As the Indian Space Research Organisation (ISRO) carried out the successful launch of Geosynchronous Satellite Launch Vehicle Mark III (GSLV MK III) a day before, Director of Space Application Centre (SAC) Tapan Misra said that no challenge was stressful till the people of the country help and support them. “The launch was extremely successful. We have developed a number of technologies. We need a final approval from the government. The Prime Minister always gives big targets to us. When people of this country help and support us, then the challenges are never stressful,” Misra told ANI. The ISRO yesterday launched its most powerful rocket GSLV Mk III carrying GSAT-19 communication satellite from Sriharikota, Andhra Pradesh.
Former ISRO Scientist, Nambi Narayanan said, “We are glad on its launch. It is a three stage vehicle and has four tones of capability and post 10 tones in lower orbit. It’s is a big milestone for all of us, we also wish more clients to come.” ISRO Chief Kiran Kumar also lauded his entire team who worked on the project. GSLV-Mk III was launched from Satish Dhawan Space Center at 5:28 pm. The rocket is carrying 3,136-kilogram weighed GSAT-19 communication satellite and will place it a distance of 36,000 km from earth.

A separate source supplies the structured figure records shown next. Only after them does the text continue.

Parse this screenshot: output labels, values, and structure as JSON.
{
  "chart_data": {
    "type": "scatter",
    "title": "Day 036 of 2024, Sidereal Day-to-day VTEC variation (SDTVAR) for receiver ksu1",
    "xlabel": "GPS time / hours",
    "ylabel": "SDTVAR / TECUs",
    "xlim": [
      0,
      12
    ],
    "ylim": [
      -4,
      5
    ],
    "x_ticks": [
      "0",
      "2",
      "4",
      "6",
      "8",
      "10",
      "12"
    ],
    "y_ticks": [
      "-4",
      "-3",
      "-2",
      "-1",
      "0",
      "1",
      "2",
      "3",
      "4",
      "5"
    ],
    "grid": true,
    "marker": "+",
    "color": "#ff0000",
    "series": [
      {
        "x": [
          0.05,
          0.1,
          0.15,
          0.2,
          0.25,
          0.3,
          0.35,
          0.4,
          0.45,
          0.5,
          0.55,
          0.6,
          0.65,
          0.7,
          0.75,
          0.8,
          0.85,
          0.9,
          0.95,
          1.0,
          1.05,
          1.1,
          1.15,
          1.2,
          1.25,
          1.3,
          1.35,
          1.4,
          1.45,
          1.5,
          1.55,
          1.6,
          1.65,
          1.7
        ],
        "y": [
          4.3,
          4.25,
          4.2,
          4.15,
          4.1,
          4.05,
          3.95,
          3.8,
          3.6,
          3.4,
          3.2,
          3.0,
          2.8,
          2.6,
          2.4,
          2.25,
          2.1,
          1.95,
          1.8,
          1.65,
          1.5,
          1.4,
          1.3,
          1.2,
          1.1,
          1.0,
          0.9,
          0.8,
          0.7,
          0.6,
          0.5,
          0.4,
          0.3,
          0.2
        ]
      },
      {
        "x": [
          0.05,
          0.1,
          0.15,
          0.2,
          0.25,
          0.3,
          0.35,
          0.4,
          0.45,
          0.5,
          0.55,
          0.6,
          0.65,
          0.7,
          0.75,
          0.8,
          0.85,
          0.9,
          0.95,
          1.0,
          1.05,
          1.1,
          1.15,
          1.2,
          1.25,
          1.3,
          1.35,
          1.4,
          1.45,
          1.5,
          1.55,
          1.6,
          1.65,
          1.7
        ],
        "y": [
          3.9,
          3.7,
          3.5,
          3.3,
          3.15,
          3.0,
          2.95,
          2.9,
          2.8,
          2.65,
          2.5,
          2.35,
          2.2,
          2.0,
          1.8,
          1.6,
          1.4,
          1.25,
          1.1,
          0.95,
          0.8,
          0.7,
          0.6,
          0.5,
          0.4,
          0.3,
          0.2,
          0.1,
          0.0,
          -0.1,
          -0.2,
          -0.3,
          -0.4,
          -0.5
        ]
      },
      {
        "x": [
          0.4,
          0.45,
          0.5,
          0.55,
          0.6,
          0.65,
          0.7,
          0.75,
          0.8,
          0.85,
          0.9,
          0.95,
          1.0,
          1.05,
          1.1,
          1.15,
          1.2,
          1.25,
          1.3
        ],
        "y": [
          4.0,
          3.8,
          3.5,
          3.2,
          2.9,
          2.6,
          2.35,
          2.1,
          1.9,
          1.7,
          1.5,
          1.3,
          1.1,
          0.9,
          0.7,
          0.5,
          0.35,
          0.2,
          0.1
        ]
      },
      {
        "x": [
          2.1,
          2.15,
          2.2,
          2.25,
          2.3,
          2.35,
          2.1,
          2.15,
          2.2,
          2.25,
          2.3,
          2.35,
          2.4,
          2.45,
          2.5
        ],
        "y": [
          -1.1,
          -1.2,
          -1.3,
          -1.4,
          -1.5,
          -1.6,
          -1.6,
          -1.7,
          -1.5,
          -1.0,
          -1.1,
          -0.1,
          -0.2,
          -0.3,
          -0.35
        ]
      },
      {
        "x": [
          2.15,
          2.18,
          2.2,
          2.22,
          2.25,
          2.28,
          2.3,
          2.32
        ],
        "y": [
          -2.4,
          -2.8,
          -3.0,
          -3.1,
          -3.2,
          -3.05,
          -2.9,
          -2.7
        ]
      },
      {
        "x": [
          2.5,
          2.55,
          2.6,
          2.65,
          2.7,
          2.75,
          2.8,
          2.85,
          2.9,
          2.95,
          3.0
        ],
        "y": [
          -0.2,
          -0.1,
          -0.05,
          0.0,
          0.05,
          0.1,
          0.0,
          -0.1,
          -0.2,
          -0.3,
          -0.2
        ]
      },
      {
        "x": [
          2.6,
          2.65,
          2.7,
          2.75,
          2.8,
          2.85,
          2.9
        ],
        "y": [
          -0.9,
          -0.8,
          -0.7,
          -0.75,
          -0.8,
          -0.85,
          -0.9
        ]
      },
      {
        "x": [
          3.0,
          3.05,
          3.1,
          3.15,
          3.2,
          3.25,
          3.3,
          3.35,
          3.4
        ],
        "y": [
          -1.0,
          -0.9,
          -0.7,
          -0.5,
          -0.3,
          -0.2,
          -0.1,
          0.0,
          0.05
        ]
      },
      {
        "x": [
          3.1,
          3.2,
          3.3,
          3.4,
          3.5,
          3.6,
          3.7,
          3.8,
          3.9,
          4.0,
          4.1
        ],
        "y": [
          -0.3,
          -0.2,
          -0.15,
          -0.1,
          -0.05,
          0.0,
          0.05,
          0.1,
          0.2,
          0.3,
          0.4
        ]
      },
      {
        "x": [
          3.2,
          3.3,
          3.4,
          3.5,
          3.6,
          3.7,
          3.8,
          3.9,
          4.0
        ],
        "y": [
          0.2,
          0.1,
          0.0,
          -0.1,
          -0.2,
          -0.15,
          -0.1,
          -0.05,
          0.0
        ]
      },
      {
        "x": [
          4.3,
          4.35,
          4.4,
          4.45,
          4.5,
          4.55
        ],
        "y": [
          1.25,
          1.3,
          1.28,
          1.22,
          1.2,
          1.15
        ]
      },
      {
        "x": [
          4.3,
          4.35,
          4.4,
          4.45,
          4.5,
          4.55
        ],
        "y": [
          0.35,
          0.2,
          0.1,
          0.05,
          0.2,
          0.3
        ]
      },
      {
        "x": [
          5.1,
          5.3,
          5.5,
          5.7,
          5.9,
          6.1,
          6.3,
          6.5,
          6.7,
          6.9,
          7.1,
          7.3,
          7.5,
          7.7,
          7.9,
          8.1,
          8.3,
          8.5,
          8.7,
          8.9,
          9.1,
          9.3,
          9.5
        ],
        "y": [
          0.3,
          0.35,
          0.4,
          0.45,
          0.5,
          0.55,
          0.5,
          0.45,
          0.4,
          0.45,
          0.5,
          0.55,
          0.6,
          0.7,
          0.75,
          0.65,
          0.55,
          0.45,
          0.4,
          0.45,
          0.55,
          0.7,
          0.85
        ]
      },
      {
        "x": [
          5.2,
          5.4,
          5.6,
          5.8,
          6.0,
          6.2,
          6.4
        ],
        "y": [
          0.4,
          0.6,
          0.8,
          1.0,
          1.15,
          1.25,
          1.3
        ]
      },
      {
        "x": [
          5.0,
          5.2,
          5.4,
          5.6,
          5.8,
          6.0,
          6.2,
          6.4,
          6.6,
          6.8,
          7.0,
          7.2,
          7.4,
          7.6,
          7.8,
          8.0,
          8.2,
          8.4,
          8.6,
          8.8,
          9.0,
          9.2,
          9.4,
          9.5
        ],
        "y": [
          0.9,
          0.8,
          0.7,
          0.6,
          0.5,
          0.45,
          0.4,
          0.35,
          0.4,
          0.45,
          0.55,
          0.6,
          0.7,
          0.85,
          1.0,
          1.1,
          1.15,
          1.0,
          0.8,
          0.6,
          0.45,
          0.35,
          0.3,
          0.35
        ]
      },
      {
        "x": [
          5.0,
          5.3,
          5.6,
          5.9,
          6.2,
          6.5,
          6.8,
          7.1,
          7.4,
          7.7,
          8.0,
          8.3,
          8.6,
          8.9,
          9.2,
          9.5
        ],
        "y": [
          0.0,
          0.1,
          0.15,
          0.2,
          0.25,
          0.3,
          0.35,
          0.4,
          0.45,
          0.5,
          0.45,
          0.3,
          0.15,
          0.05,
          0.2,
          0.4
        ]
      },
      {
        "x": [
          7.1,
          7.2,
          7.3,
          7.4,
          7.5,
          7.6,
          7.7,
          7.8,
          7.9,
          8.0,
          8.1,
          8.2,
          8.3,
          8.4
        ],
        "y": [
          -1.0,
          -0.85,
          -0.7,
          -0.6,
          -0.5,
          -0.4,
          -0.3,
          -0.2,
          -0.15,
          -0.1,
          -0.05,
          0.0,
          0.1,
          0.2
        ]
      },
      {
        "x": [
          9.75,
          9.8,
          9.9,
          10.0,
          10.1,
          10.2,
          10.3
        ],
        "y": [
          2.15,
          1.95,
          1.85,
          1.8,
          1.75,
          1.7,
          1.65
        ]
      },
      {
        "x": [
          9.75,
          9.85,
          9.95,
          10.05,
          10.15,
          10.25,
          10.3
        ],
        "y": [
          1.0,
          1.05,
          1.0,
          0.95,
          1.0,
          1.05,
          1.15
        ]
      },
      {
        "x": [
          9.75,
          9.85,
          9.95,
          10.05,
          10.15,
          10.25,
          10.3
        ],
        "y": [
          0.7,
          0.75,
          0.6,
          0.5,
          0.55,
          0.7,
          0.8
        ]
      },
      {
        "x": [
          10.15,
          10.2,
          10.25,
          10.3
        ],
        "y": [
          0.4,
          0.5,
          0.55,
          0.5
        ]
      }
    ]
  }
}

The rocket was developed for 15 years at a cost of around Rs. 300 crore. Dubbed by the scientists as the “Monster Rocket”, it has the capability to launch satellites as heavy as 4 tonnes, i.e. 4000 kilograms. Currently, India has to take the help of foreign countries if it wants to launch communication satellites beyond 2.3 tons. With this India will be in the elite club of launching a heavy satellite. So far, the United States, Russia, Europe, China and Japan have achieved this feat.
The rocket is powered by an indigenous cryogenic engine that uses liquid oxygen and liquid hydrogen as propellants. The flight’s launch is expected to boost India’s assertions of putting humans into space. Reportedly, the ISRO has asked Rs. 12,500 crore from the Centre for its mission to place humans in space. If approved, the work is expected to take roughly seven years. The premiere space agency has already developed critical technologies for a human space mission. The space suit is ready and a crew module was tested in 2014.